Nearly 15,000 South Korean and U.S. troops kicked off a 12-day amphibious landing drill Thursday, the largest for two decades, a day after North Korea launched two mid-range ballistic missiles.
Code-named Ssang Yong ("Twin Dragons"), the exercise on the South's southeastern coast will last until April 7 and involve around 10,000 U.S. troops.
"The scale of this year's Ssang Yong is greater than any others in the past," a U.S. military spokesman told Agence France Presse.
The U.S. forces will include 7,500 marines belonging to the 3rd Marine Expeditionary Brigade, based in Okinawa, Japan.
Yonhap news agency said 3,500 Marines and 1,000 Navy sailors would take part from South Korea.

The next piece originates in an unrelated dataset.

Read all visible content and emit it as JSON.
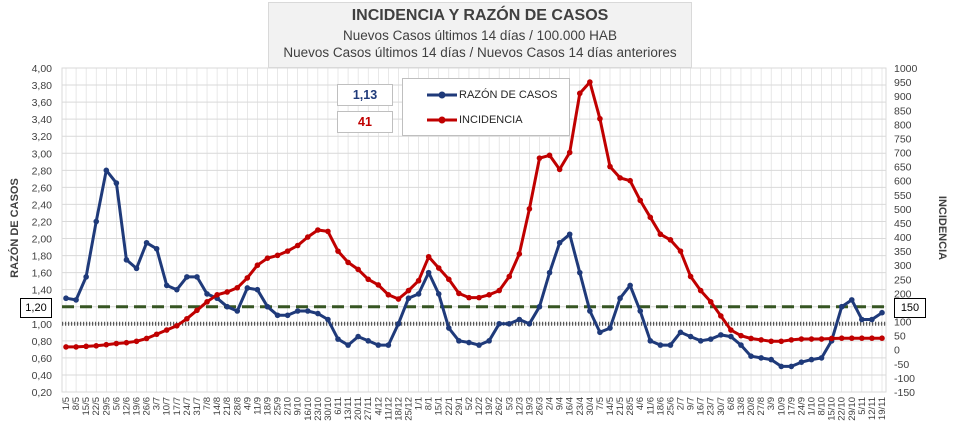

It will be the largest joint marine drill of its kind since the annual Team Spirit exercises held between 1976 and 1993.
North Korea views such exercises as provocative rehearsals for invasion and there is a risk they could further fuel already simmering military tensions.
Pyongyang has carried out a series of rocket and short-range missile launches in recent weeks, sparking condemnation from Seoul and Washington.

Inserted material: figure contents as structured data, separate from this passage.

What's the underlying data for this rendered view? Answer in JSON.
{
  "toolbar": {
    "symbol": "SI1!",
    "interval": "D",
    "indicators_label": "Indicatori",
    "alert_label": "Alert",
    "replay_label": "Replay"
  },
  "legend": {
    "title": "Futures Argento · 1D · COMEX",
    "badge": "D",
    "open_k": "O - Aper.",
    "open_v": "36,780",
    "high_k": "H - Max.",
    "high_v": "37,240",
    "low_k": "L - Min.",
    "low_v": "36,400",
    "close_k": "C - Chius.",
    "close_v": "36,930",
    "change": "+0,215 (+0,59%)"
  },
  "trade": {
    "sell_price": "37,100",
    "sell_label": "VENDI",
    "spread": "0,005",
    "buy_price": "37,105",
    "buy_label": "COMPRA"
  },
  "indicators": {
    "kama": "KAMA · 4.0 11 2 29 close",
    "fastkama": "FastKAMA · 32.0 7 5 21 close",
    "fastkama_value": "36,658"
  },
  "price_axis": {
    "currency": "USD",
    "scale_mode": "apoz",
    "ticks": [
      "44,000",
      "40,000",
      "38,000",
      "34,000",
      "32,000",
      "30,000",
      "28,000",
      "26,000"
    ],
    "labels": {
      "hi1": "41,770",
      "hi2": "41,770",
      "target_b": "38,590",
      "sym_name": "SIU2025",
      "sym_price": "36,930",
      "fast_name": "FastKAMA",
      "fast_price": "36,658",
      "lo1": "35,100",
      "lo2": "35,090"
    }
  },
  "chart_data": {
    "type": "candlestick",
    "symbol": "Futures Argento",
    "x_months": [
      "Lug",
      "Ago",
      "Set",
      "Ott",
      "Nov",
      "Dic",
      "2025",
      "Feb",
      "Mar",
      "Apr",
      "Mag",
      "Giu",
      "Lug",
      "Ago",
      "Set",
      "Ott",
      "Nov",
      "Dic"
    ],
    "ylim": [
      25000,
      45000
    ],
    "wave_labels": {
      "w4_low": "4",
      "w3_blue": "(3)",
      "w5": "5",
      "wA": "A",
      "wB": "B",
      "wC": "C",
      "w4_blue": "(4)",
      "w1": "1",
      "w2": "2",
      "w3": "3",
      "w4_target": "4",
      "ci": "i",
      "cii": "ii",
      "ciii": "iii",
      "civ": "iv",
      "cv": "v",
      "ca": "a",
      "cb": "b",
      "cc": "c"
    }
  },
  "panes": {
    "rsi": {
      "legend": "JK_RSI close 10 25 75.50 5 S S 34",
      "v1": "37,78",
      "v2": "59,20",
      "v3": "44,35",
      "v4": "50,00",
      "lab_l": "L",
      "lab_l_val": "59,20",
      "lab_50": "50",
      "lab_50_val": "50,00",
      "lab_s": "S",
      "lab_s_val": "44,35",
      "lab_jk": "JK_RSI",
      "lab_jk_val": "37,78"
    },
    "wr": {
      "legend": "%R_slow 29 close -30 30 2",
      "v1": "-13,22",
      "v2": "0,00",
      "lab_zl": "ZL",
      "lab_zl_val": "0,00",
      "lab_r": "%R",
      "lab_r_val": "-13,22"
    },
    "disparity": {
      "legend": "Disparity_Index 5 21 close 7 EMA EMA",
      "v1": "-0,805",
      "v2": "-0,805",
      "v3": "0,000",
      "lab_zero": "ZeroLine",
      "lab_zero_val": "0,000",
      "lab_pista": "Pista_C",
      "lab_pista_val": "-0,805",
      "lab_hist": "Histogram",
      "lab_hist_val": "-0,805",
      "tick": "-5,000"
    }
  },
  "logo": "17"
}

On Wednesday, it upped the ante by test-firing two mid-range ballistic missiles capable of striking Japan.
United Nations resolutions prohibit North Korea from conducting ballistic missile tests and the U.N. Security Council was set to hold closed-door consultations Thursday to discuss a possible condemnation of the latest missile launches.
There are nearly 30,000 U.S. troops permanently stationed in South Korea and the two countries stage annual military drills that are routinely condemned by Pyongyang.

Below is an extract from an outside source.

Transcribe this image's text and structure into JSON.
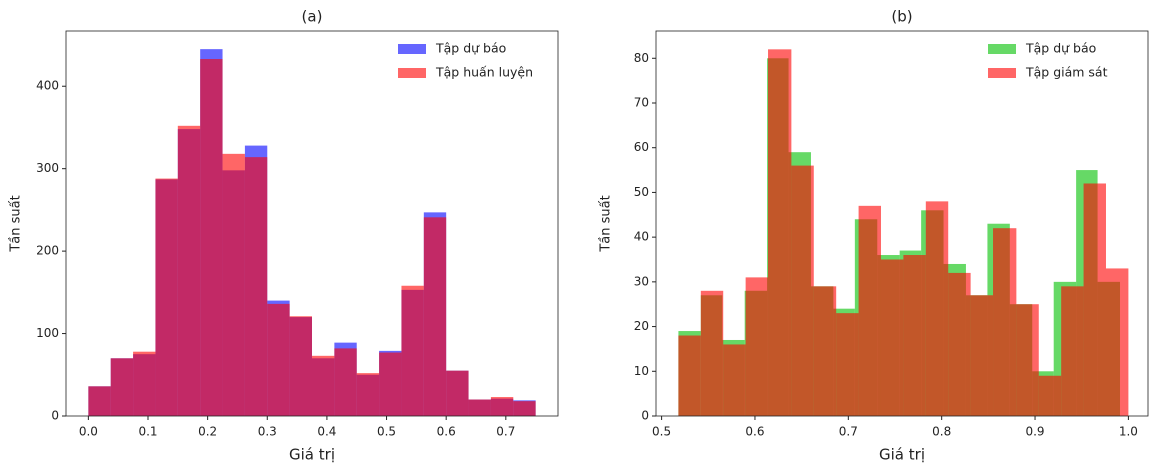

Earlier this month, the North's powerful National Defense Commission threatened to "demonstrate" its nuclear deterrent in the face of what it called U.S. hostility.
Seoul's defense ministry warned Wednesday that North Korea could be building up towards a major provocation, but added there were "no signs" of Pyongyang preparing an imminent nuclear test.
North Korea has staged three nuclear tests in 2006, 2009 and 2013.